Il colosso della moda Express ha patchato il suo sito web per correggere una falla di sicurezza che permetteva a chiunque di visualizzare i dettagli degli ordini e le informazioni personali di altre persone, ha appreso in esclusiva TechCrunch. Almeno una dozzina di ordini dei clienti di Express erano stati elencati pubblicamente nei risultati dei motori di ricerca web.
La falla di sicurezza ha messo in luce le pagine di conferma dell’ordine sul negozio online di Express, rivelando i dettagli degli acquisti e chi li ha effettuati.
Le informazioni esposte contenevano nomi di clienti, numeri di telefono e indirizzi e-mail; indirizzi postali, di fatturazione e di consegna; dettagli dell’ordine, inclusi gli articoli acquistati da un cliente; e informazioni parziali sulla carta di pagamento, incluso il tipo di carta e le ultime quattro cifre.
Express è un grande rivenditore di abbigliamento con centinaia di negozi negli Stati Uniti, Messico e America Latina. La società, un tempo quotata in borsa, è ora gestita da WHP Global, che possiede anche diversi giganti della moda e della vendita al dettaglio.

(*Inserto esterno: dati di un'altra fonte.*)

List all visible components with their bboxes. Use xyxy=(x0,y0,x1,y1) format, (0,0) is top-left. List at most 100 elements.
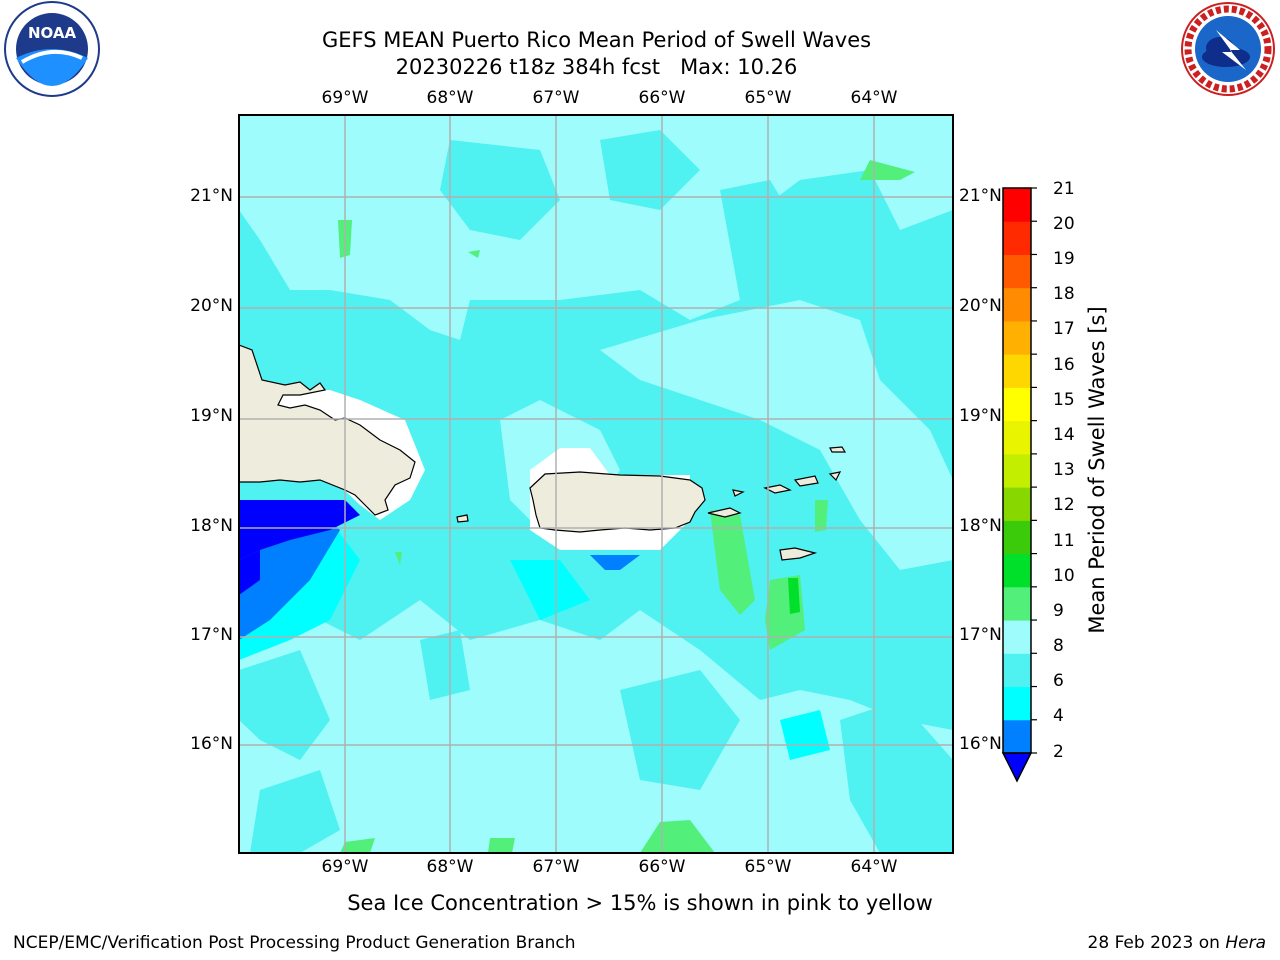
colorbar-bin-2 xyxy=(1003,653,1031,688)
chart-title: GEFS MEAN Puerto Rico Mean Period of Swe… xyxy=(321,28,872,52)
noaa-logo-text: NOAA xyxy=(28,24,77,42)
lon-label-top-65w: 65°W xyxy=(744,88,792,108)
colorbar-tick-13: 13 xyxy=(1053,460,1075,480)
colorbar-tick-11: 11 xyxy=(1053,531,1075,551)
swell-region-green-6 xyxy=(640,820,715,853)
swell-region-green-1 xyxy=(710,510,755,615)
lon-label-bottom-66w: 66°W xyxy=(638,857,686,877)
colorbar-tick-19: 19 xyxy=(1053,249,1075,269)
footer-date: 28 Feb 2023 on Hera xyxy=(1088,933,1266,953)
colorbar-bin-11 xyxy=(1003,354,1031,388)
colorbar-tick-2: 2 xyxy=(1053,742,1064,762)
virgin-island-2 xyxy=(793,475,819,487)
colorbar-tick-16: 16 xyxy=(1053,355,1075,375)
swell-region-mid-3 xyxy=(720,180,800,300)
swell-region-blue-south-pr xyxy=(590,555,640,570)
caption: Sea Ice Concentration > 15% is shown in … xyxy=(0,891,1280,915)
swell-region-light-north xyxy=(239,115,953,340)
colorbar-tick-14: 14 xyxy=(1053,425,1075,445)
colorbar-bin-14 xyxy=(1003,254,1031,289)
swell-region-cyan-1 xyxy=(510,560,590,620)
colorbar-bin-4 xyxy=(1003,586,1031,621)
lat-label-left-16n: 16°N xyxy=(190,734,233,754)
virgin-island-4 xyxy=(828,471,842,482)
lon-label-top-69w: 69°W xyxy=(321,88,369,108)
swell-region-mid-8 xyxy=(250,770,340,853)
colorbar-bin-9 xyxy=(1003,420,1031,455)
swell-region-light-south xyxy=(239,600,953,853)
colorbar-tick-21: 21 xyxy=(1053,179,1075,199)
swell-region-green-10 xyxy=(468,250,480,258)
chart-subtitle: 20230226 t18z 384h fcst Max: 10.26 xyxy=(395,55,798,79)
culebra-island xyxy=(732,489,745,497)
colorbar-bin-8 xyxy=(1003,453,1031,488)
mona-island xyxy=(456,514,469,523)
hispaniola-land xyxy=(239,344,416,516)
swell-region-light-east xyxy=(600,300,953,570)
colorbar-bin-10 xyxy=(1003,387,1031,422)
swell-region-green-7 xyxy=(340,838,375,853)
lat-label-right-20n: 20°N xyxy=(959,296,1002,316)
lon-label-top-64w: 64°W xyxy=(850,88,898,108)
colorbar-tick-9: 9 xyxy=(1053,601,1064,621)
colorbar-tick-12: 12 xyxy=(1053,495,1075,515)
lon-label-top-68w: 68°W xyxy=(426,88,474,108)
lat-label-left-19n: 19°N xyxy=(190,406,233,426)
swell-region-mid-6 xyxy=(620,670,740,790)
lon-label-bottom-65w: 65°W xyxy=(744,857,792,877)
lon-label-bottom-69w: 69°W xyxy=(321,857,369,877)
swell-region-mid-1 xyxy=(440,140,560,240)
map-frame xyxy=(238,114,954,854)
colorbar-bin-12 xyxy=(1003,320,1031,355)
noaa-logo: NOAA xyxy=(4,1,100,97)
swell-region-mid-2 xyxy=(600,130,700,210)
lat-label-right-18n: 18°N xyxy=(959,516,1002,536)
lat-label-left-21n: 21°N xyxy=(190,186,233,206)
colorbar-tick-4: 4 xyxy=(1053,706,1064,726)
caption-text: Sea Ice Concentration > 15% is shown in … xyxy=(347,891,933,915)
swell-region-cyan-3 xyxy=(780,710,830,760)
colorbar-tick-17: 17 xyxy=(1053,319,1075,339)
lat-label-left-18n: 18°N xyxy=(190,516,233,536)
swell-region-mid-7 xyxy=(840,700,953,853)
swell-region-blue-dark xyxy=(239,500,360,560)
colorbar-bin-16 xyxy=(1003,188,1031,222)
colorbar-bin-6 xyxy=(1003,520,1031,555)
map-field xyxy=(239,115,953,853)
colorbar-tick-8: 8 xyxy=(1053,636,1064,656)
lat-label-left-17n: 17°N xyxy=(190,625,233,645)
colorbar-label: Mean Period of Swell Waves [s] xyxy=(1085,306,1109,634)
swell-region-green-8 xyxy=(488,838,515,853)
footer-credit: NCEP/EMC/Verification Post Processing Pr… xyxy=(13,933,576,953)
colorbar-frame xyxy=(1002,187,1032,754)
swell-region-green-core xyxy=(788,578,800,614)
colorbar-tick-20: 20 xyxy=(1053,214,1075,234)
colorbar-tick-6: 6 xyxy=(1053,671,1064,691)
colorbar-tick-18: 18 xyxy=(1053,284,1075,304)
virgin-island-3 xyxy=(829,446,847,453)
lon-label-bottom-68w: 68°W xyxy=(426,857,474,877)
footer-date-text: 28 Feb 2023 on xyxy=(1087,933,1226,953)
vieques-island xyxy=(707,507,742,518)
swell-region-blue xyxy=(239,520,340,640)
swell-region-mid-5 xyxy=(239,650,330,760)
lon-label-bottom-67w: 67°W xyxy=(532,857,580,877)
lon-label-top-66w: 66°W xyxy=(638,88,686,108)
nws-logo xyxy=(1181,2,1275,96)
colorbar-bin-1 xyxy=(1003,686,1031,721)
swell-region-green-9 xyxy=(395,552,402,565)
footer-host: Hera xyxy=(1225,933,1266,953)
colorbar xyxy=(1001,187,1037,783)
colorbar-bin-13 xyxy=(1003,287,1031,322)
colorbar-bin-0 xyxy=(1003,719,1031,754)
st-croix-island xyxy=(779,547,818,561)
colorbar-tick-10: 10 xyxy=(1053,566,1075,586)
colorbar-bin-15 xyxy=(1003,221,1031,255)
lat-label-left-20n: 20°N xyxy=(190,296,233,316)
swell-region-mid-9 xyxy=(420,630,470,700)
swell-region-green-3 xyxy=(815,500,828,532)
colorbar-bin-3 xyxy=(1003,620,1031,654)
colorbar-tick-15: 15 xyxy=(1053,390,1075,410)
swell-region-blue-dark-2 xyxy=(239,550,260,595)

Rey Bango, un sostenitore della sicurezza e della privacy, ha scoperto accidentalmente il difetto dopo aver indagato su un acquisto fraudolento sul conto di un membro della famiglia, ma non ha trovato modo di segnalare il difetto a Express. Bango ha chiesto a TechCrunch di avvisare l’azienda nel tentativo di risolvere il bug.
“Quando ho provato a verificare se il numero dell’ordine era un numero d’ordine Express formattato legittimamente utilizzando Google, ho visto un collegamento a un altro ordine e sono apparse le informazioni sull’ordine di qualcun altro!” Bango ha detto a TechCrunch.
TechCrunch ha verificato che è possibile modificare l’indirizzo della pagina Web di conferma dell’ordine per visualizzare l’ordine e le informazioni personali di altri clienti. Express utilizza numeri d’ordine che sono in gran parte sequenziali, il che rende facile scorrere potenzialmente migliaia di ordini modificando il numero d’ordine nell’indirizzo web utilizzando strumenti web automatizzati.
Dopo aver contattato Express, il colosso dell’abbigliamento ha risolto il problema mercoledì, ma non ha voluto dire se intende avvisare i clienti della violazione della sicurezza.
Quando è stato raggiunto per un commento, il responsabile marketing di Express, Joe Berean, ha dichiarato a TechCrunch: “Prendiamo sul serio la sicurezza e la privacy delle informazioni sui clienti e incoraggiamo chiunque identifichi un potenziale problema di sicurezza a contattarci direttamente”.
“Dopo essere venuti a conoscenza di questo problema, abbiamo indagato e continuiamo a esaminare la questione e al momento non abbiamo ulteriori commenti”, ha affermato Berean.
Berean non ha spiegato come i clienti potrebbero contattare l’azienda, né ha specificato se l’azienda ha intenzione di aggiornare il proprio sito web per ricevere segnalazioni di falle di sicurezza, come un programma di divulgazione delle vulnerabilità. Non ha detto se la società avesse i mezzi tecnici, come i registri, per verificare se qualcuno avesse avuto accesso alle informazioni personali di altri clienti.
Il dirigente non ha risposto alle domande di follow-up, incluso se Express intendesse rivelare l’incidente ai procuratori generali dello stato come richiesto dalle leggi statunitensi sulla notifica di violazione dei dati.
L’errore di sicurezza di Express è l’ultimo incidente degli ultimi mesi in cui le informazioni dei clienti sono state lasciate esposte su Internet a causa di configurazioni errate o errori di sicurezza involontari.
A dicembre, un ricercatore di sicurezza ha scoperto che Home Depot aveva esposto i suoi sistemi interni per un anno, ma ha faticato ad allertare l’azienda dell’incidente. Nello stesso mese, il colosso veterinario e del benessere degli animali domestici Petco ha chiuso il suo sito web dopo che TechCrunch aveva scoperto che il sito Vetco Clinics dell’azienda diffondeva informazioni personali dei clienti e documenti medici dei loro animali domestici.